Pasal 2 butir (1) UU No. 5 Tahun 1986 jo. Pasal 2 butir (1) UU No. 9 Tahun 2004, yang berbunyi:
Tidak termasuk dalam pengertian Keputusan Tata Usaha Negara menurut Undang-Undang ini:
(1) Keputusan Tata Usaha Negara yang merupakan perbuatan hukum perdata
(2) Keputusan Tata Usaha Negara yang bersifat umum
(3) Keputusan Tata Usaha Negara yang masih memerlukan persetujuan
(4)Keputusan Tata Usaha Negara yang dikeluarkan bersadarkan ketentuan KUHP atau KUHAP atau peraturan perundang-undangan lain yang bersifat hukum pidana.
(5) Keputusan Tata Usaha Negara yang dikelauarkan atas dasar hasil pemeriksaan badan peradilan berdasarkan peraturan perundang-undangan yang berlaku
(6) Keputusan Tata Usaha Negara mengenai angkatan bersenjata republik indonesia
(7) Keputusan Panitia Pemilihan, baik di Pusat maupun di daerah mengenai hasil pemilihan umum.
Berdasarkan hal tersebut maka timbul permasalahan yaitu Bagaikanakah Konsekuensi Yuridis dikecualikannya Keputusan Tata Usaha Negara yang Bersifat Politik dalam perkembangan Hukum Tata Usaha Negara ?










BAB II
PEMBAHASAN
A.  Yurisdiksi Peradilan Tata Usaha Negara
Kompetensi absolut Peradilan TUN diatur di dalam Pasal 1 Angka (3) UU No. 5 Tahun 1986 yang berbunyi:
Keputusan Tata Usaha Negara adalah suatu penetapan tertulis yang dikeluarkan oleh Badan atau Pejabat Tata Usaha Negara yang berdasarkan peraturan perundang-undangan yang berlaku, yang bersifat Konkret, individual dan final yang menimbulkan akibat hukum bagi seseorang atau badan hukum perdata.
Berdasarkan rumusan Pasal 1 Angka (3) di atas dapat dipahami bahwa suatu KTUN adalah produk yang diterbitkan oleh Pejabat TUN (atau Jabatan TUN) berdasarkan wewenang yang ada padanya (atributie) atau diberikan padanya dalam bidang urusan pemerintah (delegatie).
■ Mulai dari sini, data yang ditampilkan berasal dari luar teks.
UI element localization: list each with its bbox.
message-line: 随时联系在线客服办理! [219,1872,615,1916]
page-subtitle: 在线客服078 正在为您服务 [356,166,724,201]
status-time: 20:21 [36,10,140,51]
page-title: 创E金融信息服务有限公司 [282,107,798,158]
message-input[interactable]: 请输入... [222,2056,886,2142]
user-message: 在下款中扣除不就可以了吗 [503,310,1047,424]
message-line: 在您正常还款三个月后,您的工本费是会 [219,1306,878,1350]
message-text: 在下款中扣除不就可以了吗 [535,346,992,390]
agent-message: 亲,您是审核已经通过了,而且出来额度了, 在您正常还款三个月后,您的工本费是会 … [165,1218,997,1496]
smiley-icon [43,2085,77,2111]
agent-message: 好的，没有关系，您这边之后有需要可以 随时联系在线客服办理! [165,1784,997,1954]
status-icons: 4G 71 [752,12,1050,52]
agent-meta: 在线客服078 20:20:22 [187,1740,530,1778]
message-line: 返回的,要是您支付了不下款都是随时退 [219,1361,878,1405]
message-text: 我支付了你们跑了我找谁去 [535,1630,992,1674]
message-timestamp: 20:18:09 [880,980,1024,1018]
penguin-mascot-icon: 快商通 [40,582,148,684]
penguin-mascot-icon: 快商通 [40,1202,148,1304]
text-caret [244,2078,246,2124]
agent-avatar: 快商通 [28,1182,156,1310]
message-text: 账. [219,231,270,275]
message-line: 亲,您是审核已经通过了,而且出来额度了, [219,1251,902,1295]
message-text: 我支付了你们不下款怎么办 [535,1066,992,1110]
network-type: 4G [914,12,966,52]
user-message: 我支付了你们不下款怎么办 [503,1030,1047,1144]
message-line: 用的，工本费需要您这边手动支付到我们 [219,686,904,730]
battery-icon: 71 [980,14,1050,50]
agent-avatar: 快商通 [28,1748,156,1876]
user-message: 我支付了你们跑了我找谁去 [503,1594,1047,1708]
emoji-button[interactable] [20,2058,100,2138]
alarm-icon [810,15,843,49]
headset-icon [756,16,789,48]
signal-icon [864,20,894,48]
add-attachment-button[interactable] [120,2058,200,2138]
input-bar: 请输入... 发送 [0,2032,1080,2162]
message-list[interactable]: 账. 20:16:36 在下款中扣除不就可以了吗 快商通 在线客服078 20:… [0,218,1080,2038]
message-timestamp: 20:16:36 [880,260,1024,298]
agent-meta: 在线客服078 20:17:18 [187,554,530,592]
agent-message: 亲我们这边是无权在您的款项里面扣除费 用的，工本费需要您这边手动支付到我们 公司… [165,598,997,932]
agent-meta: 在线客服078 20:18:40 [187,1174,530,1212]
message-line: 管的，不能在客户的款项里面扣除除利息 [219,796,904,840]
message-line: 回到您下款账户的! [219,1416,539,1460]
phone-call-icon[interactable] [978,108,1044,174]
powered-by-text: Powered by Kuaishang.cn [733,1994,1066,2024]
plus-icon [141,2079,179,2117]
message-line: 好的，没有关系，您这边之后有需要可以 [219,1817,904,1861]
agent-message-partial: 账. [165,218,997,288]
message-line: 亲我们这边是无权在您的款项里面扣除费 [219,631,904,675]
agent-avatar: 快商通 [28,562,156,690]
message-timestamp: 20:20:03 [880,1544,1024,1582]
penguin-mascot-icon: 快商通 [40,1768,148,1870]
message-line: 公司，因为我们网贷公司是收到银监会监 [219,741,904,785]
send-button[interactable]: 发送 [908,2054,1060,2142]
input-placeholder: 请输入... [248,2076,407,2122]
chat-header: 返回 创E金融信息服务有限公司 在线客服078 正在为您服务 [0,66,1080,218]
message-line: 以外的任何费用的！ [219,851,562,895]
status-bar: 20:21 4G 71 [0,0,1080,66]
Selanjutnya apa yang dimaksud dengan “urusan pemerintah”?
Penjelasan Pasal 1 Angka (1) menyebutkan bahwa, yang dimaksud dengan “urusan pemerintahan” ialah “kegiatan yang bersifat eksekutif”. Dengan demikian, tidaklah termasuk di dalamnya kegiatan yang bersifat legislatif dan yudikatif (jika bertitik tolak pada teori trias polika Montesquieu dalam ketatanegaraan mengenai pembidangan kekuasaan Negara).
Salah satu kata kunci yang penting dalam suatu KTUN adalah adanya “wewenang” atau “kewenangan” yang selalu harus ada dan yang menjadi dasar berpijak bagi Pejabat TUN untuk dapat melakukan tindakan-tindakan hukum dan khususnya dalam hal ini adalah menerbitkan keputusan-keputusan TUN sebagai salah satu instrumen yuridis dalam menjalankan pemerintahan. Wewenang dalam menjalankan urusan pemerintahan tersebut dapat dilakukan melalui perbuatan atau tindakan yang bersifat atau menurut hukum publik, maupun yang bersifat atau menurut hukum privat.
Salah satu ciri yang terpenting dalam penerapan wewenang menurut hukum publik tersebut (terutama dalam menerbitkan Keputusan-keputusan TUN) adalah bahwa penerapan wewenang yang demikian itu membawa akibat atau konsekuensi hukum, yaitu lahirnya hak dan kewajiban yang bersifat hukum publik bagi warga masyarakat yang bersangkutan, kewenangan mana dapat dipaksakan secara sepihak (bersifat unilateral).[4] Pada dasarnya wewenang hukum publik dikaitkan selalu pada jabatan publik yang merupakan organ pemerintahan (bestuurs orgaan) dan menjalankan wewenangnya dalam fungsi pemerintahan, yang dalam segala tindakannya selalu dilakukannya demi kepentingan umum atau pelayanan umum (public service). Pada organ pemerintahan yang demikian, melekat pula sifatnya sebagai pejabat umum (openbaar gezag). Pasal Angka (2) UU No. 5 Tahun 1986 merumuskan Badan atau Pejabat (jabatan) TUN secara sangat umum, yaitu bahwa:
Badan atau Pejabat TUN adalah Badan atau Pejabat yang melaksanakan urusan pemerintahan berdasarkan peraturan perundang-undangan yang berlaku.
Rumusan di atas sedemikian luasnya, sehingga “Apa saja dan siapa saja yang berdasarkan perundang-undangan yang berlaku, pada suatu saat melaksanakan suatu urusan pemerintahan, maka menurut undang-undang ini ia dapat dianggap berkedudukan sebagai Badan atau Pejabat TUN”.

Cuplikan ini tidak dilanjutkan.